We remarked on how clean and distinct the bubble rings and smiled with recognition as we watched one of our most familiar whales surface through the feeding frenzy.  It was Salt!  Salt’s distinct white dorsal fin makes her easy to identify.


Putter, Springboard, Jabiru, Xylem and Wizard were also seen feeding.  The whales were in small groups and the group compositions changed quickly.  This ephemeral nature of feeding groups is typical of humpback whales, so we weren’t surprised to see associations change over the course of the trip.


Scylla’s 2008 calf took a break from feeding had did a quick close boat approach, lifting its knobby head out of the water to peer at passengers aboard the Dolphin IX.


On our way back in from Stellwagen, we even got a chance to see a little gang of Harbor porpoise hanging out near the entrance to the harbor.  These porpoises often travel alone or in small groups.  They are easy to miss, but we spotted their bobbing dorsal fins and were able to get a close look!

Both trips on May 6th featured intense humpback whale feeding in the Southwest corner of Stellwagen Bank with lots of appearances from old friends.  Lavaliere, Pogo, Fracture, Division and Bounce all made appearances.


As they lunged through the huge schools of fish, the humpbacks would lift their heads almost completely out of the water, almost as if they were spy-hopping.  As they closed their mouths, huge streams of water would drain out the sides, and we could see the muscular pleats on the undersides of their body contracting and squeezing their prey down their gullets.


At one point, Circus, a seven-year-old humpback whale, took a break from the feeding and rolled around on its side, slapping its enormous flipper.   Overall, we estimated that at least 25 individuals were spotted today!


On May 7th we seemed to experience the entire repertoire of humpback whale activity up on the Southwest corner of Stellwagen Bank.  We couldn’t believe our luck to find that the feeding had continued and we had at least 20 adult humpbacks feeding and foraging in the area.  At one point on the morning trip, four humpbacks were chin breaching, and then started to simultaneously flipper as we got closer.  While we don’t have a concrete explanation for either of these behaviors, they sometimes appear to have a social function.


In the afternoon, we found a total of 6 mother and calf humpback whale pairs:  Thumper, Pisces, Binary, Abrasion, Rapier and Dome were all accompanied by their respective calves.  These calves were born over the winter in the Caribbean and will stay with their mothers for about a year, feeding on their mothers milk and learning to feed on fish and krill before venturing out on their own.

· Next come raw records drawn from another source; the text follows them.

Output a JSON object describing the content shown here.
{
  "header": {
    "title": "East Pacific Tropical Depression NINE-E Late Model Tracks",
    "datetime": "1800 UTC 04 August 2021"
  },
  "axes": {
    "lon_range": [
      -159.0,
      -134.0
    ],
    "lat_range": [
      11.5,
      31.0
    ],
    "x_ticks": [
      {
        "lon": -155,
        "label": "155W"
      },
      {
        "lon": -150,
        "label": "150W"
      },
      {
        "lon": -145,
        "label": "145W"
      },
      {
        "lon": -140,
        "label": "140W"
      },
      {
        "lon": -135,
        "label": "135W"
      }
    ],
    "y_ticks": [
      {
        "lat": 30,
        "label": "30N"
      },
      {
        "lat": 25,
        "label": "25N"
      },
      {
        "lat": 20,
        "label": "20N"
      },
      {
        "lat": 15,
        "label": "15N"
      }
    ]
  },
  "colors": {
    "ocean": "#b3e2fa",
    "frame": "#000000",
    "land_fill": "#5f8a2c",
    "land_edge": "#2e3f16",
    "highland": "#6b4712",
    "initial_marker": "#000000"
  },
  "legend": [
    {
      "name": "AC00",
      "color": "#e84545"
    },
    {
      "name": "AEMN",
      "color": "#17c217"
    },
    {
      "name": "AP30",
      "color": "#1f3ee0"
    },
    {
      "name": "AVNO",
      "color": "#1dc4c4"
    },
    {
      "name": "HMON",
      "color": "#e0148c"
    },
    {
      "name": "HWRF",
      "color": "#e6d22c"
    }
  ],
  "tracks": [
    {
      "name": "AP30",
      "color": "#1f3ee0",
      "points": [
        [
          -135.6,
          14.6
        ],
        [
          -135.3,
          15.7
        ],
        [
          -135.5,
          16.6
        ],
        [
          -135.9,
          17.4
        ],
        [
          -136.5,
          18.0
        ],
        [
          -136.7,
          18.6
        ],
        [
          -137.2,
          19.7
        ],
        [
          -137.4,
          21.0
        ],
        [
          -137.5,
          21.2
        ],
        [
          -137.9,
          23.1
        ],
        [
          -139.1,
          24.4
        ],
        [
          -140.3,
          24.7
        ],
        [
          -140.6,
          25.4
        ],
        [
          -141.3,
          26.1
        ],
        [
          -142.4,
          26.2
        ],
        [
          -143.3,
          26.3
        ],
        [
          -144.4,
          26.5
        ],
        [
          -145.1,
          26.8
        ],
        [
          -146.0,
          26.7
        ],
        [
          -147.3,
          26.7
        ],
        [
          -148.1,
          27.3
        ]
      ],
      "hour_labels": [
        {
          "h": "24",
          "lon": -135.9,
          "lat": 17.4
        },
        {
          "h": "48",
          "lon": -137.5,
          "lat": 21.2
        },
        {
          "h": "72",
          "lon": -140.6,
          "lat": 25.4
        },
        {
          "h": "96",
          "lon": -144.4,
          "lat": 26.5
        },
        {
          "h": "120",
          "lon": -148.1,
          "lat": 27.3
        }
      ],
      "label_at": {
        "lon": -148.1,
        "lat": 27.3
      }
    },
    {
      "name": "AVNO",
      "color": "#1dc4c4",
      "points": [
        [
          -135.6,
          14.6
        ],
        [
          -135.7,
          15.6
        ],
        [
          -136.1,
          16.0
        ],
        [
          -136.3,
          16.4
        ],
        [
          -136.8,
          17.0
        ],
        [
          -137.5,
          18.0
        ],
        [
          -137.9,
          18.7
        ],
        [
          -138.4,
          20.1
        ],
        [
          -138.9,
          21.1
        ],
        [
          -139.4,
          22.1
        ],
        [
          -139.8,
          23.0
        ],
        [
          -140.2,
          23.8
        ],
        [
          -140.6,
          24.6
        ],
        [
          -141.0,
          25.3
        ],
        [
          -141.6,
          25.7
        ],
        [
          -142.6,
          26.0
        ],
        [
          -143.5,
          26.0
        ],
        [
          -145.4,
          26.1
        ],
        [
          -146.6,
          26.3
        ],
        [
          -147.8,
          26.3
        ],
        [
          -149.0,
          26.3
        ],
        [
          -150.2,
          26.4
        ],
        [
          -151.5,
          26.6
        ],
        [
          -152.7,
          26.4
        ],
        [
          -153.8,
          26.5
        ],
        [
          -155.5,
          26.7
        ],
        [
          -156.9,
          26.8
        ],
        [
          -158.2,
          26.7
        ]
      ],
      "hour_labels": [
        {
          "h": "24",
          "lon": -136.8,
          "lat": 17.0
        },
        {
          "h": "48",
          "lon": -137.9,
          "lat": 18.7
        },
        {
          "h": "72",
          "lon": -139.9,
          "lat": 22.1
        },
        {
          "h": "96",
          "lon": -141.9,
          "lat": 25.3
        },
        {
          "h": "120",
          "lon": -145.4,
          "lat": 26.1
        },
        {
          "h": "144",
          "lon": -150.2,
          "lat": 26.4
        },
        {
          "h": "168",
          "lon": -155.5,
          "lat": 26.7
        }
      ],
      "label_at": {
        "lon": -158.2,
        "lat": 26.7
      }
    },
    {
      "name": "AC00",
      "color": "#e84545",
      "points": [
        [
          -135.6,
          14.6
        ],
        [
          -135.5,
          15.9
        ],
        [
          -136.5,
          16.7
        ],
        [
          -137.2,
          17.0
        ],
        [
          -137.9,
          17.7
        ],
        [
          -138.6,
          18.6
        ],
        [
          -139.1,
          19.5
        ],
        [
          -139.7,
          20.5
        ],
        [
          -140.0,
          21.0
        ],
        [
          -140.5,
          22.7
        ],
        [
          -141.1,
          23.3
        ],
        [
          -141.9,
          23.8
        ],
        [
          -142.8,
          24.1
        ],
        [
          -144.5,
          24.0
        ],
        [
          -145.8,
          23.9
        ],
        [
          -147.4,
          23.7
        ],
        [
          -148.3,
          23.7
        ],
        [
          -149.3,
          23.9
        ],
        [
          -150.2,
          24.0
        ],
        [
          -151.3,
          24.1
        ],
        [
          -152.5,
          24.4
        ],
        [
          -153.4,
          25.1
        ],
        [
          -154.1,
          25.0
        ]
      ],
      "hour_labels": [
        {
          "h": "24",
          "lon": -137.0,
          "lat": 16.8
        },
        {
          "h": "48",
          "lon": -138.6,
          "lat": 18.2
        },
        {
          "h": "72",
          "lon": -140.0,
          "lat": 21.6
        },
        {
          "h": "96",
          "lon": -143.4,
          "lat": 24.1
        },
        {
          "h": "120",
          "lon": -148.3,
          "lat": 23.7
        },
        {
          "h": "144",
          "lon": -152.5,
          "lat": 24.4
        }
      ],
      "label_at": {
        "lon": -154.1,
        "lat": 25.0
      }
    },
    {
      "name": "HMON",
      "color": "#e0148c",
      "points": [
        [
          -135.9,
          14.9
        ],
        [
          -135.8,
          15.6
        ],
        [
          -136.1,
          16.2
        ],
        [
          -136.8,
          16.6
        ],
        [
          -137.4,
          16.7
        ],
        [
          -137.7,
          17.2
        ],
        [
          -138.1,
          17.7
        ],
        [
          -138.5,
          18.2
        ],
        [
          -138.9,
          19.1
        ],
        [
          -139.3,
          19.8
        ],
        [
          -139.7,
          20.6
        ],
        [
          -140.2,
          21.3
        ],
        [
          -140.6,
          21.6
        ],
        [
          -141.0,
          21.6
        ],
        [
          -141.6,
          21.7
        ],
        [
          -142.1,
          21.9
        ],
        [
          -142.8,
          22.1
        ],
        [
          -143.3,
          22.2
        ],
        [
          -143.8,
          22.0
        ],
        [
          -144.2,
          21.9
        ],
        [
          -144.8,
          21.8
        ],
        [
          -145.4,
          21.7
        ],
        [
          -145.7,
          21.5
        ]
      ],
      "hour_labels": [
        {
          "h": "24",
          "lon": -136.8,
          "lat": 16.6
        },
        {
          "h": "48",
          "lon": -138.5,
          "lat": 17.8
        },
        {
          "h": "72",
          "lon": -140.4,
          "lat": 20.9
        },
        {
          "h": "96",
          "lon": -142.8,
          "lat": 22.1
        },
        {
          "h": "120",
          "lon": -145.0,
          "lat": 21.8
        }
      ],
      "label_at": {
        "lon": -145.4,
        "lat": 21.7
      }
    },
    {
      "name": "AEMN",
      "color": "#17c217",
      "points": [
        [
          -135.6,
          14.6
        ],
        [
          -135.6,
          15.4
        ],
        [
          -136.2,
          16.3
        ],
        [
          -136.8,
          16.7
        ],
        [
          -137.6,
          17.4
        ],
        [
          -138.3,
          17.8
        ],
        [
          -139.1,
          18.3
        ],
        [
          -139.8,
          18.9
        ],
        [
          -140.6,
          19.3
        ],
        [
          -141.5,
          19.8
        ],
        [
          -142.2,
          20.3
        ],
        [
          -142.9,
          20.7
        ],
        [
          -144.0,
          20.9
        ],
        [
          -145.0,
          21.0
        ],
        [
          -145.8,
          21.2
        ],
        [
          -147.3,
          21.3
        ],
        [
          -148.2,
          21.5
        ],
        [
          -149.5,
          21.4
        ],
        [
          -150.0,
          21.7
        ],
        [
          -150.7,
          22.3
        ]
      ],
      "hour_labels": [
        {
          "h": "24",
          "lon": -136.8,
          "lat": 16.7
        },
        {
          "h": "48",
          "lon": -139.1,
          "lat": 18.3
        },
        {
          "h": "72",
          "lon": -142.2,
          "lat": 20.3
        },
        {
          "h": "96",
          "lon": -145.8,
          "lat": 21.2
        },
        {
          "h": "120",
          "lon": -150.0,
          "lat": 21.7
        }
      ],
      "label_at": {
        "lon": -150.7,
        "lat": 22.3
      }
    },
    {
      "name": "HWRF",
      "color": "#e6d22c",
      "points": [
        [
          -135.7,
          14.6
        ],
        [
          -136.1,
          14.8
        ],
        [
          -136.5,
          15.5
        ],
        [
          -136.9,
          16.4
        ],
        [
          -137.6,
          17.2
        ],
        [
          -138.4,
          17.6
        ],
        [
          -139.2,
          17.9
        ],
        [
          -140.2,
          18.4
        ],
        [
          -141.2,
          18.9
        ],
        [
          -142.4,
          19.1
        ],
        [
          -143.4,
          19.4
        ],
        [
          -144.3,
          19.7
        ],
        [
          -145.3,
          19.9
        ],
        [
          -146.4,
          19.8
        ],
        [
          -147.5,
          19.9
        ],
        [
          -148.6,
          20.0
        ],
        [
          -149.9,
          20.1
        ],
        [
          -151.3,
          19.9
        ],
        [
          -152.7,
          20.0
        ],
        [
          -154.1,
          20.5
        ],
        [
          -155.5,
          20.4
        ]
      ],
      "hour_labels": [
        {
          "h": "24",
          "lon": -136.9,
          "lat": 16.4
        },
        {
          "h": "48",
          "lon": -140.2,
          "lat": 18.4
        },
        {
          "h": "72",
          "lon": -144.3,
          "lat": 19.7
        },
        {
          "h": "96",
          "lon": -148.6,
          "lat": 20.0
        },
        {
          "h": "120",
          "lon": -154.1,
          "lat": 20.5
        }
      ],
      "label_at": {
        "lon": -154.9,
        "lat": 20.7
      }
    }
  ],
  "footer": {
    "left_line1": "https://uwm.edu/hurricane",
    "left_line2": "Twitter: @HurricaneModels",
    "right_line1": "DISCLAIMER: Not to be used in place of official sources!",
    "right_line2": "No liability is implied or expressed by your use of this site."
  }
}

May 8th was gray and overcast with an occasional drizzle, and the seas crested at 2-3 feet as we headed out to the Southwest corner of Stellwagen.  As we approached, we began to see spouts far to the north, the west, and even a few to the east.  We saw some birds, but no visible surface feeding, and we soon determined that the humpbacks were on the move.  We saw very few flukes, but fortunately we saw several breaches.  Pisces and calf were continually breaching.  Pisces chin breached as she traveled north, while her little calf tail breached and even performed a few full spinning breaches!


Soon, the wind picked up to over 20 knots and we slogged our way back to Ptown in 5-6 foot seas!   Those of us still brave enough for the upper deck on the way back were treated to a look at several diving gannets, and even a razorbill.  Razorbills are related to puffins and are not seen often on our trips!